The run Mankind and Snow had as WWE Tag Team Champions lasted for six days. Fittingly, it was the eighth time Foley had held that strap (we’ll never forget the Rock ‘n’ Sock Connection), and the first and only time for Snow. The chasm continues when looking at their achievements in singles competition. Snow did win the Hardcore belt, but he never got close to the main-event level. Foley did, winning the World Championship on four occasions and taking bumps so insane he might still be the all-time leader in causing “Holy Bleep!”chants.

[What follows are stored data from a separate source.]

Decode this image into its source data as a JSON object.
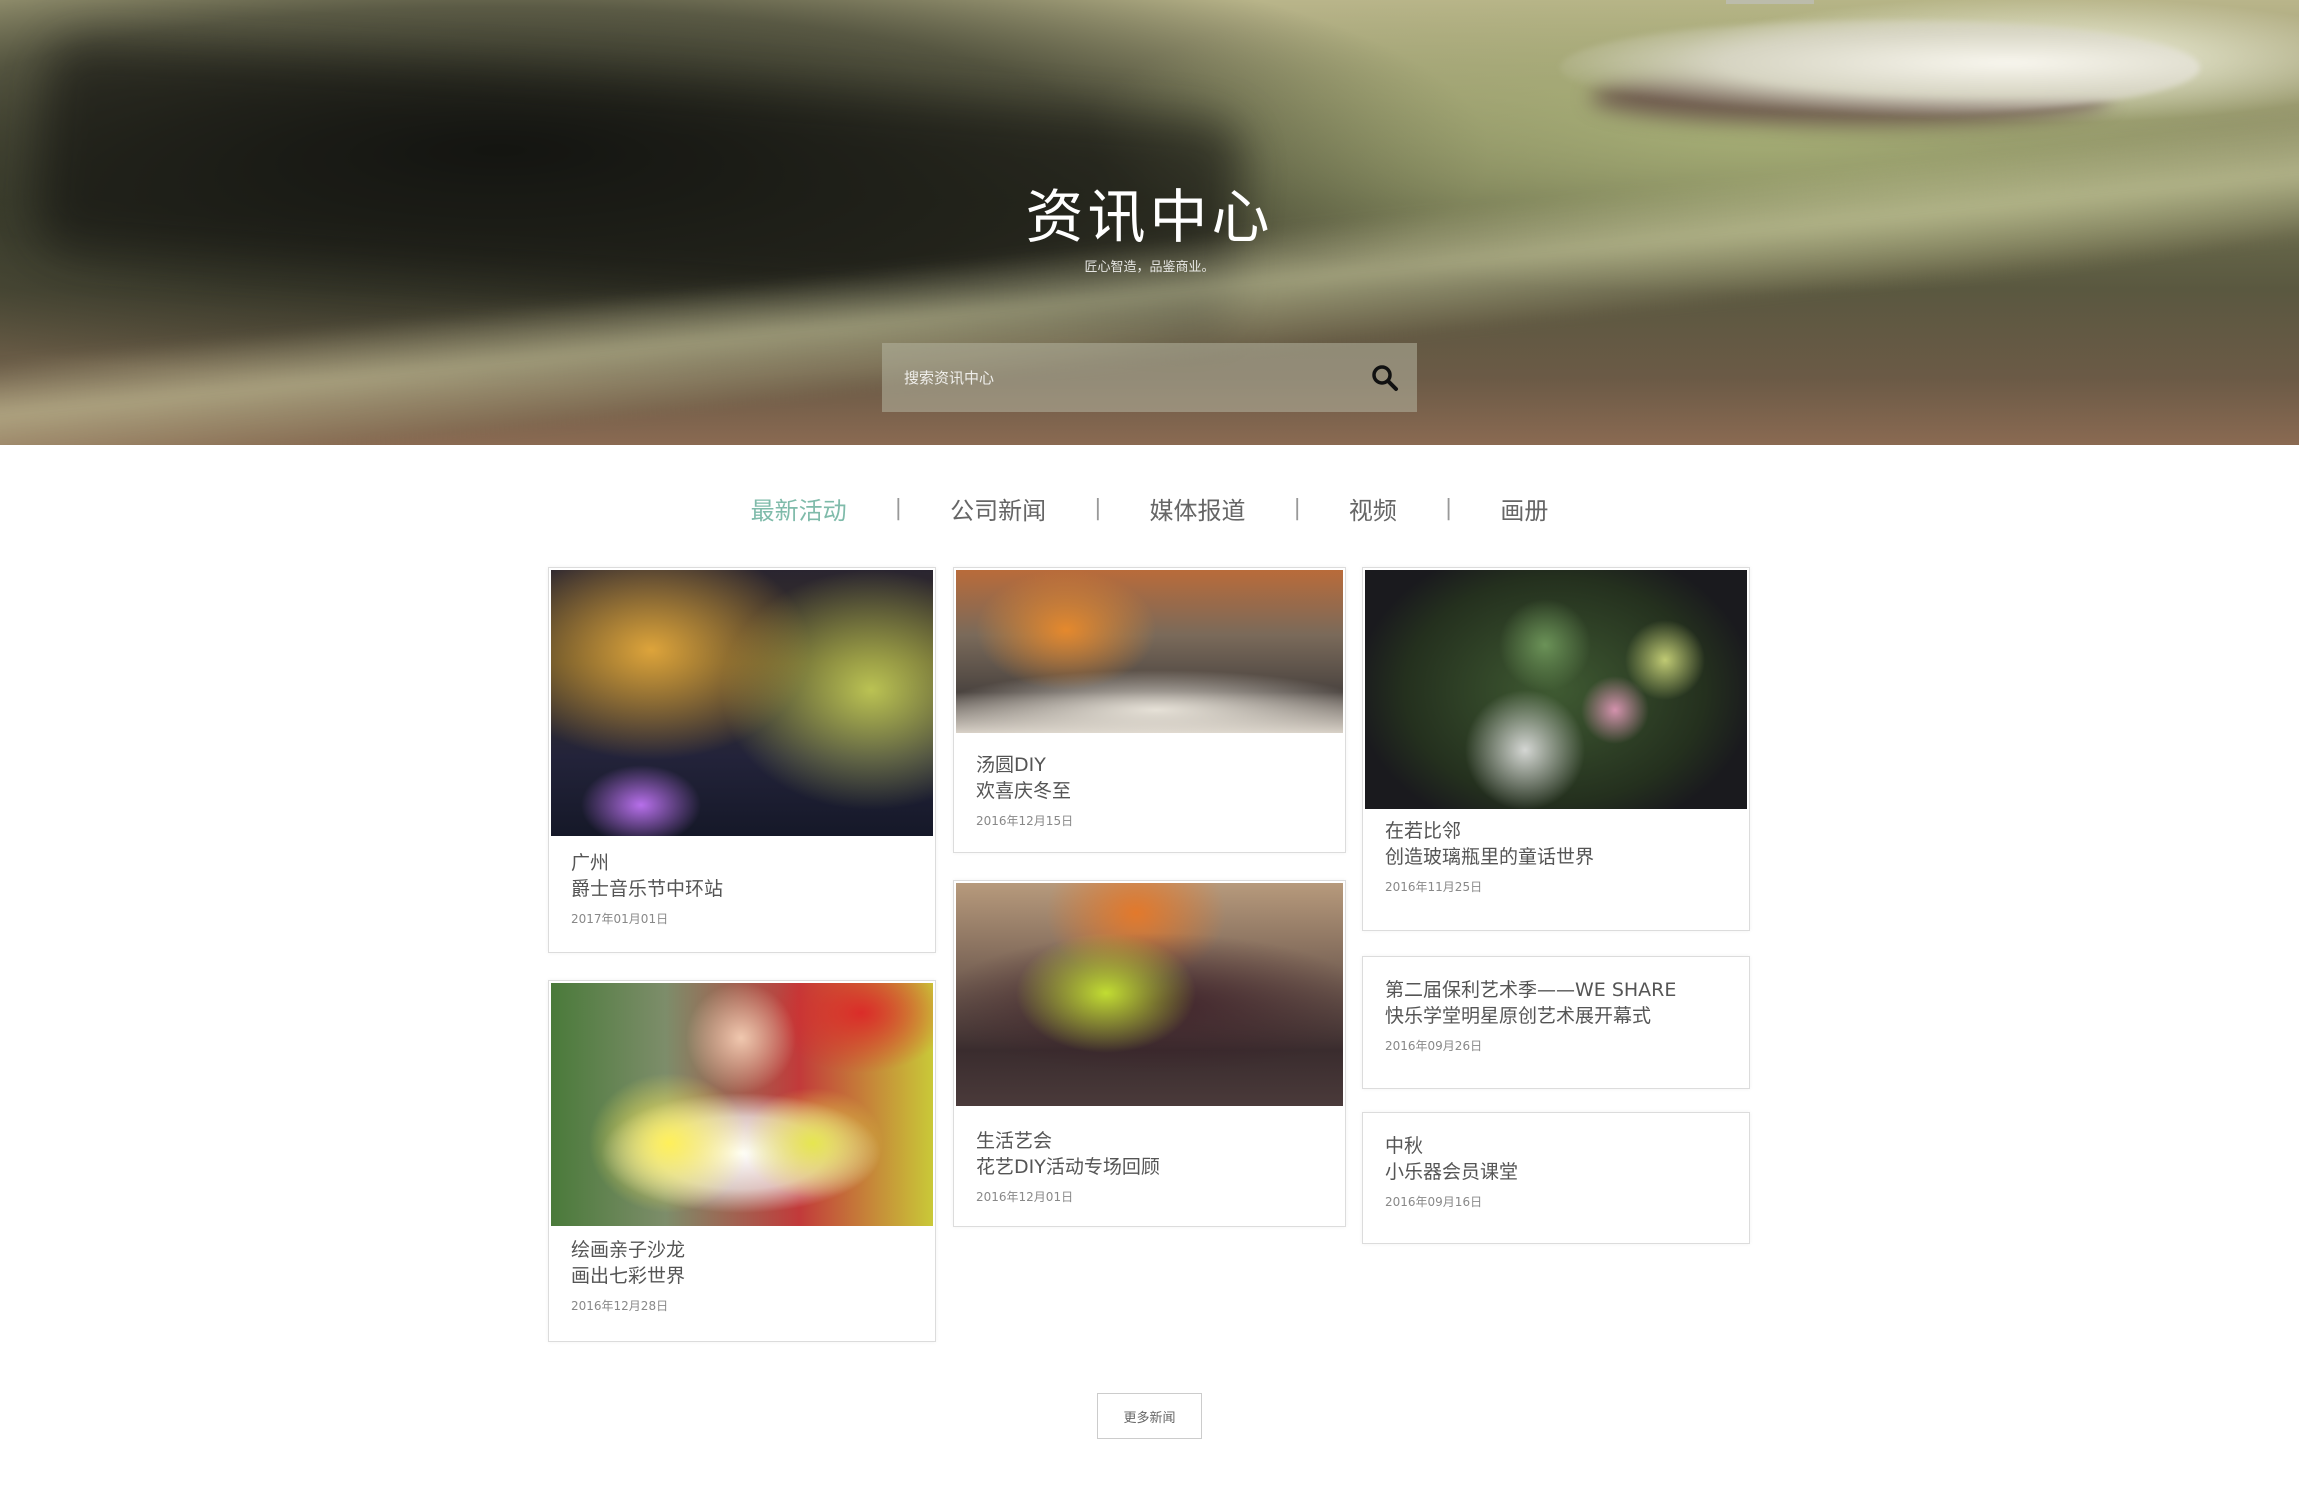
{
  "hero": {
    "title": "资讯中心",
    "subtitle": "匠心智造，品鉴商业。"
  },
  "search": {
    "placeholder": "搜索资讯中心",
    "button_icon": "search-icon"
  },
  "tabs": [
    {
      "label": "最新活动",
      "active": true
    },
    {
      "label": "公司新闻",
      "active": false
    },
    {
      "label": "媒体报道",
      "active": false
    },
    {
      "label": "视频",
      "active": false
    },
    {
      "label": "画册",
      "active": false
    }
  ],
  "tab_separator": "|",
  "colors": {
    "accent": "#7fbbaa",
    "text": "#555555",
    "muted": "#888888",
    "border": "#dcdcdc"
  },
  "cards": [
    {
      "line1": "广州",
      "line2": "爵士音乐节中环站",
      "date": "2017年01月01日",
      "image": "jazz-concert-photo"
    },
    {
      "line1": "汤圆DIY",
      "line2": "欢喜庆冬至",
      "date": "2016年12月15日",
      "image": "dinner-gathering-photo"
    },
    {
      "line1": "在若比邻",
      "line2": "创造玻璃瓶里的童话世界",
      "date": "2016年11月25日",
      "image": "succulent-terrarium-photo"
    },
    {
      "line1": "绘画亲子沙龙",
      "line2": "画出七彩世界",
      "date": "2016年12月28日",
      "image": "child-drawing-photo"
    },
    {
      "line1": "生活艺会",
      "line2": "花艺DIY活动专场回顾",
      "date": "2016年12月01日",
      "image": "flower-arrangement-group-photo"
    },
    {
      "line1": "第二届保利艺术季——WE SHARE",
      "line2": "快乐学堂明星原创艺术展开幕式",
      "date": "2016年09月26日"
    },
    {
      "line1": "中秋",
      "line2": "小乐器会员课堂",
      "date": "2016年09月16日"
    }
  ],
  "more_button": "更多新闻"
}
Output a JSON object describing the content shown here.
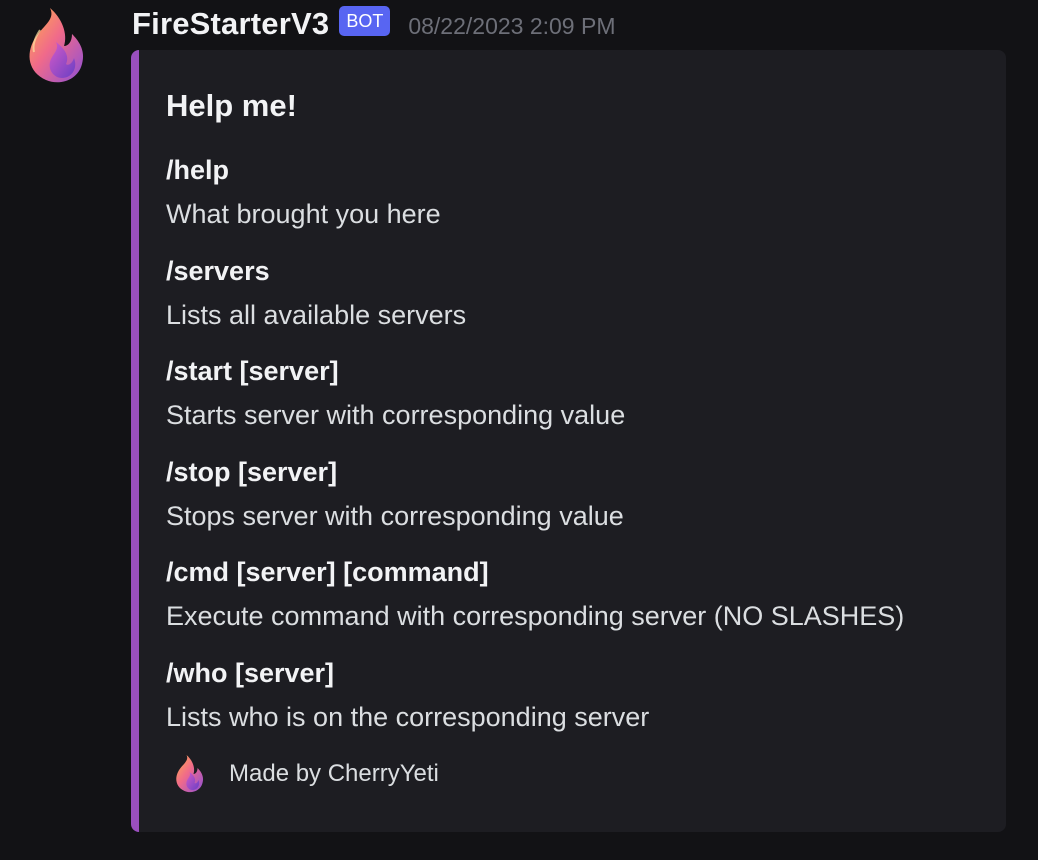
{
  "message": {
    "author": {
      "username": "FireStarterV3",
      "tag": "BOT",
      "avatar_icon": "flame-avatar-icon"
    },
    "timestamp": "08/22/2023 2:09 PM",
    "embed": {
      "accent_color": "#9a4fbe",
      "title": "Help me!",
      "fields": [
        {
          "name": "/help",
          "value": "What brought you here"
        },
        {
          "name": "/servers",
          "value": "Lists all available servers"
        },
        {
          "name": "/start [server]",
          "value": "Starts server with corresponding value"
        },
        {
          "name": "/stop [server]",
          "value": "Stops server with corresponding value"
        },
        {
          "name": "/cmd [server] [command]",
          "value": "Execute command with corresponding server (NO SLASHES)"
        },
        {
          "name": "/who [server]",
          "value": "Lists who is on the corresponding server"
        }
      ],
      "footer": {
        "icon": "flame-icon",
        "text": "Made by CherryYeti"
      }
    }
  },
  "colors": {
    "background": "#121215",
    "embed_background": "#1d1d22",
    "bot_tag": "#5865f2",
    "timestamp": "#6d6f78"
  }
}
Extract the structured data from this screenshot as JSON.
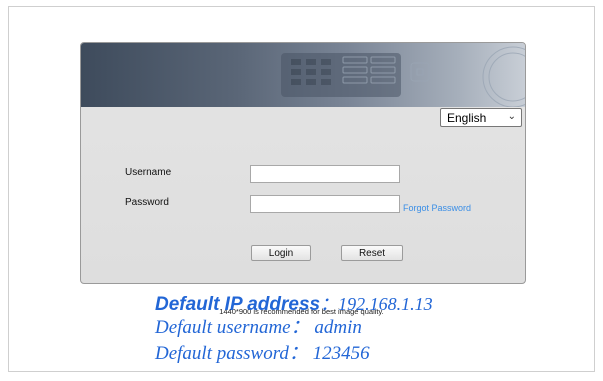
{
  "login": {
    "language": "English",
    "username_label": "Username",
    "password_label": "Password",
    "username_value": "",
    "password_value": "",
    "forgot_password": "Forgot Password",
    "login_button": "Login",
    "reset_button": "Reset"
  },
  "footer": {
    "resolution_note": "1440*900 is recommended for best image quality."
  },
  "overlay": {
    "ip_label": "Default IP address",
    "ip_sep": "：",
    "ip_value": "192.168.1.13",
    "username_line": "Default username： admin",
    "password_line": "Default password： 123456"
  },
  "colors": {
    "accent": "#2266d6",
    "link": "#3a8ee6"
  }
}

2 The Rockers: Shawn Michaels & Marty Jannetty
The Rockers were essential in bridging the gap between the quality of the in-ring work throughout the Hulkamania era and the high standards of today's product. They pioneered spots like double-dropkicks and tandem aerial assaults, and they did so with fluidity and showmanship that was years ahead of the curve. Both were great workers, but Shawn received the push Marty didn't because his mic skills were better and creative control realized he could thrive as a cocky villain. Thus, in early 1990, fans were treated to a heel turn for the ages when Shawn faked a reconciliation with his estranged partner and then struck with Sweet Chin Music.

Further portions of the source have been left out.